Santa Monica’s Architectural Review Board reserves the right to “assure that buildings are in good taste.”
San Francisco’s requirements include, similar to the executive order, “design buildings to be compatible with the patterns and architectural features of surrounding buildings.”
Savannah’s states “Door frames shall be inset not less than three inches from the façade of a building,” to “Building walls on street fronting façades shall incorporate modular masonry materials.”
Downtown Berkeley’s 82-page design guideline includes language like, “Emulate traditional elements reflecting the proportions and detailing of historic elements found on Landmark and Significant buildings.”
A section of Philadelphia’s new Old City Design Guide, though not binding, suggests architects “compose buildings and their elements with familiar patterns and enduring materials.”
Washington DC famously limits the height of any new building to 110 feet, shorter than its monuments.
Most American cities require new buildings, if not in the same style, to complement buildings around them in scale, color, material, or ornament and be of good taste or similar, as determined by the city. Guidelines start as beneficial and necessary broad frameworks meant primarily to preserve neighborhood character, but over time aggregate into dense tomes of specific and contradictory language. This is then reinforced by layers of human review committees making the ultimate decision to whether a building reflects an appropriate style. Meant to save neighborhood character, design guidelines and review committees transform into a political labyrinth stifling architectural expression, stalling neighborhood development, and sterilizing new architecture.
Communities in Switzerland, Japan, and Mexico preserve democratic and optimistic attitudes towards the progression of architectural discourse within the context of thousand-year-old buildings. In America, anxiety to save our existing buildings and restrict new ones leaves our cities in an increasingly uncomfortable aesthetic purgatory, defined by rigid guidelines, and resulting in faux-Tuscan villas in the suburbs, and inoffensive, vacuous apartment building sprawl in city centers.

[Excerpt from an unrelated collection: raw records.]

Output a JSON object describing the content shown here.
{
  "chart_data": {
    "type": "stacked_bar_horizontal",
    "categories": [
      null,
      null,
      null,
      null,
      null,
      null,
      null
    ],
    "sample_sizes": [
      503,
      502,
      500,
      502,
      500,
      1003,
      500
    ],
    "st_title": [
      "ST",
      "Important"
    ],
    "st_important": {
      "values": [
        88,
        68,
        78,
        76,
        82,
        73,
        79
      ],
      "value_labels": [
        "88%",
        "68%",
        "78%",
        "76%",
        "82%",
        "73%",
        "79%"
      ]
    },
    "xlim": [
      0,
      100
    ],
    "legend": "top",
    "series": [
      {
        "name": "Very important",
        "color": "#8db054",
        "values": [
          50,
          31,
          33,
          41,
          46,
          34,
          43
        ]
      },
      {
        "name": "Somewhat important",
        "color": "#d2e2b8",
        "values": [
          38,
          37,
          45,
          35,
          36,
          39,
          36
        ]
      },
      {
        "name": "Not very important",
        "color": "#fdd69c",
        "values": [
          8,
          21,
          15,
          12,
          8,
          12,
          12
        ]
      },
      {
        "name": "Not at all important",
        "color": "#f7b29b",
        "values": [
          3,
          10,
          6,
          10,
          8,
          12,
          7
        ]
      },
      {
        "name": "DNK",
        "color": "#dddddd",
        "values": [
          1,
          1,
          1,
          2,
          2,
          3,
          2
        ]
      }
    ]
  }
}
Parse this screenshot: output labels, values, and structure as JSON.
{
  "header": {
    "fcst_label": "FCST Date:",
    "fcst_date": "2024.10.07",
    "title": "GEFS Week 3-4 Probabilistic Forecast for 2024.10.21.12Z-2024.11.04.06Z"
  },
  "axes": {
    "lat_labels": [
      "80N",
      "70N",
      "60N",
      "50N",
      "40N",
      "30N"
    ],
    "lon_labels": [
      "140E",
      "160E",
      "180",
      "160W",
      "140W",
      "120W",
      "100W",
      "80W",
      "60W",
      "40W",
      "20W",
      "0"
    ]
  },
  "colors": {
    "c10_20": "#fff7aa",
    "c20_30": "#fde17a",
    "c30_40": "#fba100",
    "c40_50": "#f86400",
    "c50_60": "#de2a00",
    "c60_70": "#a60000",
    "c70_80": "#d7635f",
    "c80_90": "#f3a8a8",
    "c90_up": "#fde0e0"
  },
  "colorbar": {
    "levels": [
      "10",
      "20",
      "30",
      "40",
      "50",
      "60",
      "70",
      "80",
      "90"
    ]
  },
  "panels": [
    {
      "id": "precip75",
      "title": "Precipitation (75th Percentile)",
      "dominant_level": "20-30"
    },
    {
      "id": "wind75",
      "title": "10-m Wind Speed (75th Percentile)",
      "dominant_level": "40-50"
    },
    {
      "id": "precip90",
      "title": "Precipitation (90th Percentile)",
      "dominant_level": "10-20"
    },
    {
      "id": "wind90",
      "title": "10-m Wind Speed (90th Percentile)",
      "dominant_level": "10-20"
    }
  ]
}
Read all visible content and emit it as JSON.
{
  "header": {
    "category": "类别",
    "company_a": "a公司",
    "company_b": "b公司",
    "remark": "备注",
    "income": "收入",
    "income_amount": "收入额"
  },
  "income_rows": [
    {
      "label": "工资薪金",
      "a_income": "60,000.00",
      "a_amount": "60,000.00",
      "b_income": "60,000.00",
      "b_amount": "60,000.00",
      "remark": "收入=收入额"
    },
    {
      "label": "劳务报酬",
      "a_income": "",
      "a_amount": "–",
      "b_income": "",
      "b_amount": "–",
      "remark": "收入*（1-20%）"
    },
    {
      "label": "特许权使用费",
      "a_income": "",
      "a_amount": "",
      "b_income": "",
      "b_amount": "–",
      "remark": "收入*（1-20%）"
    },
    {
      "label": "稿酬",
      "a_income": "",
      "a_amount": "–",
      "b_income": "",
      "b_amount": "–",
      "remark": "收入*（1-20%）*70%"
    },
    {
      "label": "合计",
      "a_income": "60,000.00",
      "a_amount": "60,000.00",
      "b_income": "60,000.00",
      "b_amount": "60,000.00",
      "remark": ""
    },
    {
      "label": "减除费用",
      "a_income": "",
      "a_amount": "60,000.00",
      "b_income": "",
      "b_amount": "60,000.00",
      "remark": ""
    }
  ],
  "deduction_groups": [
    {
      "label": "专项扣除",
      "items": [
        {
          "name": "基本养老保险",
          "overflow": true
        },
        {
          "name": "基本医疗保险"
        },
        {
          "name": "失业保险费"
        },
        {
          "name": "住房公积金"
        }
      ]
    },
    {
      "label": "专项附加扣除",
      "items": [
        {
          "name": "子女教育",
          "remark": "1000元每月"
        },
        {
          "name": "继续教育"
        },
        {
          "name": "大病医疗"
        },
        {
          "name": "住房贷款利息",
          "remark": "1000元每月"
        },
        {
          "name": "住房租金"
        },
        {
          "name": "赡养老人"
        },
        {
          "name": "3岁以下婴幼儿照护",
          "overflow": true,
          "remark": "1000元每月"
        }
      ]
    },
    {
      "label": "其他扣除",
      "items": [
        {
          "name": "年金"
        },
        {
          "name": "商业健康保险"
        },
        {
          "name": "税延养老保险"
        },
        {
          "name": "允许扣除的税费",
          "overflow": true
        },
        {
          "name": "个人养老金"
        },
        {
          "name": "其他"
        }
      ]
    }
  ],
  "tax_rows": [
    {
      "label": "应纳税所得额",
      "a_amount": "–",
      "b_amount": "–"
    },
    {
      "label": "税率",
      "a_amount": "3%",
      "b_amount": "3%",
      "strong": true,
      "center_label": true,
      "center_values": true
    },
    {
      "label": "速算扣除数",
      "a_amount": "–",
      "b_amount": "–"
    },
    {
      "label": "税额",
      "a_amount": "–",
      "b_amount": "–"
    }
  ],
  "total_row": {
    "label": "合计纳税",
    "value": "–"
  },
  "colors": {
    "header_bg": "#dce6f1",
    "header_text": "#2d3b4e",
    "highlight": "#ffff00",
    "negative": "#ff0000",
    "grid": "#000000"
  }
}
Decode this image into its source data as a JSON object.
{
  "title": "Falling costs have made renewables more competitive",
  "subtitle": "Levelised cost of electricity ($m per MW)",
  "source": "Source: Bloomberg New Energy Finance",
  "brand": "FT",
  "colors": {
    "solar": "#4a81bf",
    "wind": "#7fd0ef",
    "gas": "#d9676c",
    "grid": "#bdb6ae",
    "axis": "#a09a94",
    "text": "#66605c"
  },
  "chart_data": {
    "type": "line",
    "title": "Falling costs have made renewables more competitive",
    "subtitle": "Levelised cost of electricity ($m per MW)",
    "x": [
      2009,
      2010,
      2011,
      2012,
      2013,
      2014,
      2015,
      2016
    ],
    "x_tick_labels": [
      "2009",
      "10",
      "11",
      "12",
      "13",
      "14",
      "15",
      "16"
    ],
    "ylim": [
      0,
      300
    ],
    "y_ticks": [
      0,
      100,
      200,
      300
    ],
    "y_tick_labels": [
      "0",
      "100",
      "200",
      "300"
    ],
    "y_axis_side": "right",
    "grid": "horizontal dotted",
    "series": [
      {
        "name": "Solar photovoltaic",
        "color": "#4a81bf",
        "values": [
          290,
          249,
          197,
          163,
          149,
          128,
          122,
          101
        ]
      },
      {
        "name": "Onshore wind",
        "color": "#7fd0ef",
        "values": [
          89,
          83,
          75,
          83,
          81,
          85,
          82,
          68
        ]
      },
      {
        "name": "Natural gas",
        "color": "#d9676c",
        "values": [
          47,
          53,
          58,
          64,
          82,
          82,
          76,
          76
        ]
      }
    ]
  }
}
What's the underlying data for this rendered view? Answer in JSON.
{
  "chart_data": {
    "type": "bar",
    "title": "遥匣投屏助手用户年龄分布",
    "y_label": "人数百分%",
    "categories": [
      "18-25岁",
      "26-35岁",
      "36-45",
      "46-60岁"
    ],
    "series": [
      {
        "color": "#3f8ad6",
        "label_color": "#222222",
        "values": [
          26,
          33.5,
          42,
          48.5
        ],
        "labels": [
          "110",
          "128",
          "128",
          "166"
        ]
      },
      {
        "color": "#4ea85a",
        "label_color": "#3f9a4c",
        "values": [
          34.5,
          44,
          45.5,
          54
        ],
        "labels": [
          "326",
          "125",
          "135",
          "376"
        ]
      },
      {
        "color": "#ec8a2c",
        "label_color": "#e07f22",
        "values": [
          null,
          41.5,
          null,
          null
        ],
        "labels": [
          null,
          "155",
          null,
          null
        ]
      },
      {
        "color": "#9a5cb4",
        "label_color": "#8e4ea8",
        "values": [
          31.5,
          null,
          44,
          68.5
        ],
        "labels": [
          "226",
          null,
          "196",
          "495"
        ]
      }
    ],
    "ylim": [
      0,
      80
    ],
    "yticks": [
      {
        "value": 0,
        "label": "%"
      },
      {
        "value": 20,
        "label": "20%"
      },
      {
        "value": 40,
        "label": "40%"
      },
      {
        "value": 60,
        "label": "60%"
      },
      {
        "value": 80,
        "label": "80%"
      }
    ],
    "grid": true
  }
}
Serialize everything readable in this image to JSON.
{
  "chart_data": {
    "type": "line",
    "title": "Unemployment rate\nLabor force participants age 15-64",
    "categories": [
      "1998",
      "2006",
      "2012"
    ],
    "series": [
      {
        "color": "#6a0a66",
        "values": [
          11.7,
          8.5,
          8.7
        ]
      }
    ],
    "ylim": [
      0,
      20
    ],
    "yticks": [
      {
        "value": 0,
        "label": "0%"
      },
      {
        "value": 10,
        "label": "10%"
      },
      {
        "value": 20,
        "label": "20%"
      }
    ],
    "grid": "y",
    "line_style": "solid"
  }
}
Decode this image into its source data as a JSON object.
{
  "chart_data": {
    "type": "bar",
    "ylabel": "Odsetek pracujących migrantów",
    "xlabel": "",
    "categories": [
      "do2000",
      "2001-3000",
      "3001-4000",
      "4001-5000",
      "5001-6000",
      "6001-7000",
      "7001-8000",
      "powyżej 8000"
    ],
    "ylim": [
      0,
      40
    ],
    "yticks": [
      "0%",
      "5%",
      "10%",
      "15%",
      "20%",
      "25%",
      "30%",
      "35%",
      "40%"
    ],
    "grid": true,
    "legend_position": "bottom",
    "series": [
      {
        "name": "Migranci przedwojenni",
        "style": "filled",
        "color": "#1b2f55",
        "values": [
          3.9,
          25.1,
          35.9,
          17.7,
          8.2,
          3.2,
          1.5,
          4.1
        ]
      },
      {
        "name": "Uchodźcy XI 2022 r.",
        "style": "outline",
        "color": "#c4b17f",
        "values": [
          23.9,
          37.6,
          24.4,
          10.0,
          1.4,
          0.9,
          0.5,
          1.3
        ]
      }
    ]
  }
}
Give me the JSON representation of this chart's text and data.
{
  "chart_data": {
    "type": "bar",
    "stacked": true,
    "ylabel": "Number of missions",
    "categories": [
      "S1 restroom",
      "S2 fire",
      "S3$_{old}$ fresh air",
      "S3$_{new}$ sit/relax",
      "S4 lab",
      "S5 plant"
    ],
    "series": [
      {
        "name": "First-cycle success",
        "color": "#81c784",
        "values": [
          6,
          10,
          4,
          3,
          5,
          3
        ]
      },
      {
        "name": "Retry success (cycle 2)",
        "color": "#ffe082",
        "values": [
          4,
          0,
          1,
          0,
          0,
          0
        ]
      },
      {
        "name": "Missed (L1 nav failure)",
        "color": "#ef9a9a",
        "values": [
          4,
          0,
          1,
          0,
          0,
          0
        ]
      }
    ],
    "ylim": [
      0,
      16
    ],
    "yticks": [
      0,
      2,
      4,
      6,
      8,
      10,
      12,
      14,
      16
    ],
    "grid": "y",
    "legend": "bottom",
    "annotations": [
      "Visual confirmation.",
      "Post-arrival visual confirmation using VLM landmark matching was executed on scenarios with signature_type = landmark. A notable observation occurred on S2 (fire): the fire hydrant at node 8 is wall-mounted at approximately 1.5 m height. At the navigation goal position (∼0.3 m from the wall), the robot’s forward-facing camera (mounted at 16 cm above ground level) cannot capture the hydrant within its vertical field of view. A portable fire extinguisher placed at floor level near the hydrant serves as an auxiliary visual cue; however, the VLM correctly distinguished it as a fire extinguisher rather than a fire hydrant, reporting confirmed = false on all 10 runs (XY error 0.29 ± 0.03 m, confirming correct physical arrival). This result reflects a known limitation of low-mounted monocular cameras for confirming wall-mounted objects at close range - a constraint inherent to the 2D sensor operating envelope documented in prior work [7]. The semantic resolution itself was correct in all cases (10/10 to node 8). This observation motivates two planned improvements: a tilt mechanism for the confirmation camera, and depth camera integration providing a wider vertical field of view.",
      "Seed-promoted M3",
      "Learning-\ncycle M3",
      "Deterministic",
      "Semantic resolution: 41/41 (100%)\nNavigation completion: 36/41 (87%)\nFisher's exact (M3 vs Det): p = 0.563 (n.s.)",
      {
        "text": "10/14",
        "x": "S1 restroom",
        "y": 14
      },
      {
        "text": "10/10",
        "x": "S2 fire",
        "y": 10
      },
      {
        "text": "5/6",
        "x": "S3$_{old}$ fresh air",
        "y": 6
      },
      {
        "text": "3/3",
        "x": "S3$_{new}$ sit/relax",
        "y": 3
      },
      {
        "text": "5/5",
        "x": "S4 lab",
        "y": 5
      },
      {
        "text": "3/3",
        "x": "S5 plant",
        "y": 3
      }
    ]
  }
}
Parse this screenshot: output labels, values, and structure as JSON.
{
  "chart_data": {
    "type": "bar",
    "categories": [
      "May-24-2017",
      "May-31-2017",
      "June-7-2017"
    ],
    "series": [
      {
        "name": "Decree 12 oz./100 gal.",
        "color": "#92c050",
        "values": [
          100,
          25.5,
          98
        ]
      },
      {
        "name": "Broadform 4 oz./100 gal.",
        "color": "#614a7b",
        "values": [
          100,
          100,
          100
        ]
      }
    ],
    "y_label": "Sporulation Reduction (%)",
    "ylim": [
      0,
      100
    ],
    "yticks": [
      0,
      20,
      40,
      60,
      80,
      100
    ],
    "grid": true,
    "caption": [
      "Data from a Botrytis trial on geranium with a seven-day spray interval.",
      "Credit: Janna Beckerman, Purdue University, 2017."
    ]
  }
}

The majority of the executive order’s intent is in-line with that of most architects and builders – to encourage architecture to speak with the community in which it exists. But the timelessly unsolvable dilemma is how to express that intent architecturally, and we must preserve the freedom to do so at all levels.
A design that “conveys the dignity, enterprise, vigor, and stability of America’s system of self-government” (executive order language) can, in fact, be found in both the Capitol Building and the resonant crown of the National Museum of African American History and Culture. America’s foundational freedom is clearly celebrated in neo-classical monuments dotting the National Mall, as well as contemporary landmarks across the country, from the Gateway Arch in St. Louis to the utopian experiment Arcosanti in Arizona.
Resistance to this particular executive order is a promising crescendo. But the sudden attention to this decades-old problem, though potentially powerful, is frustratingly misplaced. The greater threat to America’s creative freedom doesn’t begin in Washington; it begins in the neighborhood with the muting of the architectural voice amidst confusion, frustration, and apathy caused by self-imposed limitations. Architecture’s purgatory is a sublime chamber, often from where true beauty emerges, through a renewed embrace of a discourse that has driven the image of our world for millennia.